Beat the man, create the space
John Barnes is easily one of the best players England has ever produced. There’s no point in arguing it. Blessed with physical strength and an artist’s touch, over a twenty-year career he devastated defences up and down the country and alongside Cyril Regis, Chris Houghton and Viv Anderson blazed a path for Black British players on both the national and international stages. I mean, he deserves his place in the pantheon of true greats for his incredible goal against Brazil alone.
While his influence on the pitch is unimpeachable, in some ways Barnes’ influence on popular music is equally as profound. Some people will scoff at this, and with his awkward attempts to rhyme “hard as hell’ with “Arse-en-al” it’s easy to dismiss him as another footballer messing around where he shouldn’t belong. But although Barnes only appeared on two songs (‘The Anfield Rap’ and ‘World in Motion’), his brief yet spectacular musical career just so happened to straddle a remarkable, foundational period in British cultural history.
It’s all about context. The late ’80s was perhaps the bleakest period British football has ever endured. English teams had been banned from European competition in the aftermath of the Heysel disaster, the National Front recruited directly from the terraces and most Saturday afternoons saw street battles raging across the country. Football’s image was in the gutter, gates were shrivelling up and it was clear to everyone that something had to change.
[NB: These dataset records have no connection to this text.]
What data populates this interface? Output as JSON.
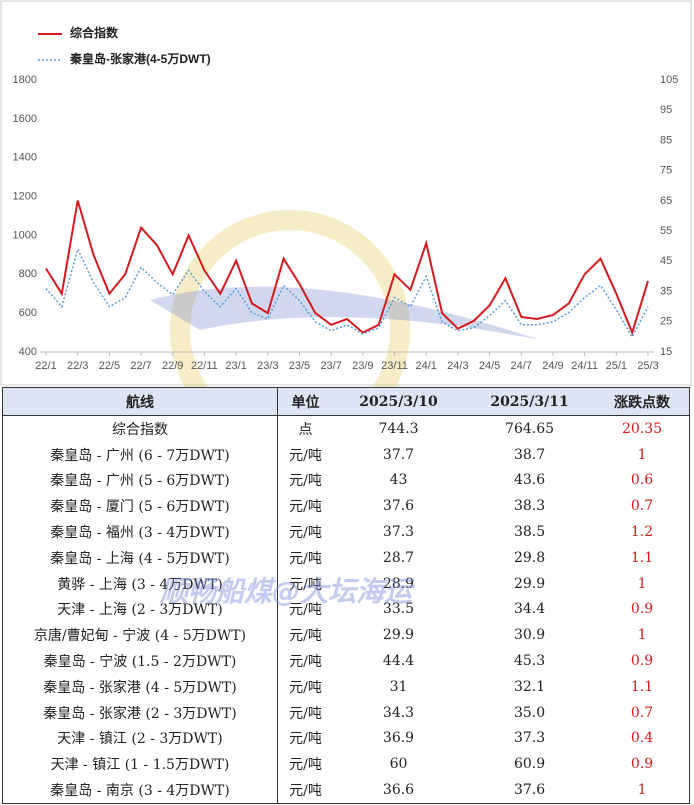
{
  "chart_data": {
    "type": "line",
    "x": [
      "22/1",
      null,
      "22/3",
      null,
      "22/5",
      null,
      "22/7",
      null,
      "22/9",
      null,
      "22/11",
      null,
      "23/1",
      null,
      "23/3",
      null,
      "23/5",
      null,
      "23/7",
      null,
      "23/9",
      null,
      "23/11",
      null,
      "24/1",
      null,
      "24/3",
      null,
      "24/5",
      null,
      "24/7",
      null,
      "24/9",
      null,
      "24/11",
      null,
      "25/1",
      null,
      "25/3"
    ],
    "series": [
      {
        "name": "综合指数",
        "color": "#d7191c",
        "values": [
          830,
          700,
          1180,
          900,
          700,
          800,
          1040,
          950,
          800,
          1000,
          820,
          700,
          870,
          650,
          600,
          880,
          750,
          600,
          540,
          570,
          500,
          540,
          800,
          720,
          960,
          600,
          520,
          560,
          640,
          780,
          580,
          570,
          590,
          650,
          800,
          880,
          700,
          500,
          765
        ]
      },
      {
        "name": "秦皇岛-张家港(4-5万DWT)",
        "color": "#5b9bd5",
        "axis": "y2",
        "values": [
          36,
          30,
          49,
          38,
          30,
          33,
          43,
          38,
          34,
          42,
          35,
          30,
          36,
          28,
          26,
          37,
          32,
          25,
          22,
          24,
          21,
          23,
          33,
          30,
          40,
          25,
          22,
          23,
          27,
          32,
          24,
          24,
          25,
          28,
          33,
          37,
          29,
          20,
          30
        ]
      }
    ],
    "ylim": [
      400,
      1800
    ],
    "yticks": [
      400,
      600,
      800,
      1000,
      1200,
      1400,
      1600,
      1800
    ],
    "y2lim": [
      15,
      105
    ],
    "y2ticks": [
      15,
      25,
      35,
      45,
      55,
      65,
      75,
      85,
      95,
      105
    ],
    "watermark": "顺畅船煤@大坛海运"
  },
  "table": {
    "header": [
      "航线",
      "单位",
      "2025/3/10",
      "2025/3/11",
      "涨跌点数"
    ],
    "rows": [
      [
        "综合指数",
        "点",
        "744.3",
        "764.65",
        "20.35"
      ],
      [
        "秦皇岛 - 广州 (6 - 7万DWT)",
        "元/吨",
        "37.7",
        "38.7",
        "1"
      ],
      [
        "秦皇岛 - 广州 (5 - 6万DWT)",
        "元/吨",
        "43",
        "43.6",
        "0.6"
      ],
      [
        "秦皇岛 - 厦门 (5 - 6万DWT)",
        "元/吨",
        "37.6",
        "38.3",
        "0.7"
      ],
      [
        "秦皇岛 - 福州 (3 - 4万DWT)",
        "元/吨",
        "37.3",
        "38.5",
        "1.2"
      ],
      [
        "秦皇岛 - 上海 (4 - 5万DWT)",
        "元/吨",
        "28.7",
        "29.8",
        "1.1"
      ],
      [
        "黄骅 - 上海 (3 - 4万DWT)",
        "元/吨",
        "28.9",
        "29.9",
        "1"
      ],
      [
        "天津 - 上海 (2 - 3万DWT)",
        "元/吨",
        "33.5",
        "34.4",
        "0.9"
      ],
      [
        "京唐/曹妃甸 - 宁波 (4 - 5万DWT)",
        "元/吨",
        "29.9",
        "30.9",
        "1"
      ],
      [
        "秦皇岛 - 宁波 (1.5 - 2万DWT)",
        "元/吨",
        "44.4",
        "45.3",
        "0.9"
      ],
      [
        "秦皇岛 - 张家港 (4 - 5万DWT)",
        "元/吨",
        "31",
        "32.1",
        "1.1"
      ],
      [
        "秦皇岛 - 张家港 (2 - 3万DWT)",
        "元/吨",
        "34.3",
        "35.0",
        "0.7"
      ],
      [
        "天津 - 镇江 (2 - 3万DWT)",
        "元/吨",
        "36.9",
        "37.3",
        "0.4"
      ],
      [
        "天津 - 镇江 (1 - 1.5万DWT)",
        "元/吨",
        "60",
        "60.9",
        "0.9"
      ],
      [
        "秦皇岛 - 南京 (3 - 4万DWT)",
        "元/吨",
        "36.6",
        "37.6",
        "1"
      ]
    ]
  }
}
Like so many other times in the past, innovation came via Liverpool. Released ahead of the 1987 FA Cup, ‘The Anfield Rap’ certainly sounds problematic to modern ears but it was revolutionary at the time. Yes, it’s ham-fisted, and yes, at best, it’s culturally appropriative, but it showed how English football could start to reinvent itself. Reaching number 3 in the charts, its celebration of togetherness and the diversity of the team stood in stark contrast to the visible sections of British football fans who openly celebrated racism and xenophobia. It wouldn’t have been possible without Barnes. The sheer fact that he can do a passable LL Cool J impression meant that the team’s eccentric midfielder Craig Johnson could write a song that embraced the charts rather than the team bus. Not that it did much good mind; Liverpool famously lost the final to a Lawrie Sanchez inspired Wimbledon.